Diving in and out of Virginia Woolf’s diaries and biography anew, I have been attentive to her intense relationship with place. The homes of her childhood and younger years are never far away; returning as fragmented memories, misplaced, reimagined and memorialised in her writing – think about the Stephen family’s “Talland House” and childhood summers in St.Ives and the Ramsay’s summer house on the Isle of Skye in To the Lighthouse. Or the walks she took and places she went as related in many a diary entry, then reimagined and true to the time in the city as seen through the eyes of Mrs. Dalloway or any Pargiter.
And for Woolf, Sussex is a very special place. Here, at the time of her marriage in 1912, she found in “Asheham House” near Beddingham sanctuary from the distractions of London, but still near to “Charleston Farmhouse”, the Firle home of Vanessa and her complicated family and their seemingly endlessly brilliant string of guests. Distractions it seem had a way of following her, and were perhaps never quite as unwelcome as often would have it!
Later, in 1919, she and Leonard purchased “Monk’s House” in the village of Rodmell which would remain until her death her (their) constant retreat.

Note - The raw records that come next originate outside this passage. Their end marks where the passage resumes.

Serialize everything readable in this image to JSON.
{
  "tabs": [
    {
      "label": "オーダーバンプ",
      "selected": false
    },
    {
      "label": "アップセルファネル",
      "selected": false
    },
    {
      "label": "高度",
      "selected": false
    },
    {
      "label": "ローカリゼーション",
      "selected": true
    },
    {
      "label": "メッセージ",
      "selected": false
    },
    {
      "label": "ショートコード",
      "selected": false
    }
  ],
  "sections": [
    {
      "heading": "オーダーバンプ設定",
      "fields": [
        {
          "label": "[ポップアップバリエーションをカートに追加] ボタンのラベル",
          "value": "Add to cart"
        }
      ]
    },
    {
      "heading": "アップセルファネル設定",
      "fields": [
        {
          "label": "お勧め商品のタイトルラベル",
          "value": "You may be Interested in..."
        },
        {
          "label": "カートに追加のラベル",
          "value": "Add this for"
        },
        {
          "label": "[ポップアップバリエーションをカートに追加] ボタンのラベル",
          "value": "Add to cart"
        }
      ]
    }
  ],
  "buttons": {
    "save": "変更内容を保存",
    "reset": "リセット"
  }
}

The walks, the garden, the weather, the famous “writing shed” – that room of her own, all the visiting and being visited upon; as much as the profound inner life and intellectual musings – and the gossip! – it is the every day, often the mundane, as lived in her rural sanctuary that bring her diaries to vivid life, just as flowers come to bloom.
By the way, Asheham is no more, but an afterlife was granted it by grateful Woolfs – the romantic Leonard getting the better of the cerebral self in an autobiographical aside and a spirited Virginia imagining a ghostly couple bound for eternity in a short story entitled A Haunted House, first published by Hogarth in Monday or Tuesday in 1922, and later in a collection published by Leonard in 1944. Who was this ghostly pair? Perhaps the shades of their very selves, the Woolfs, viewed from a distant future; forever young, forever in this place.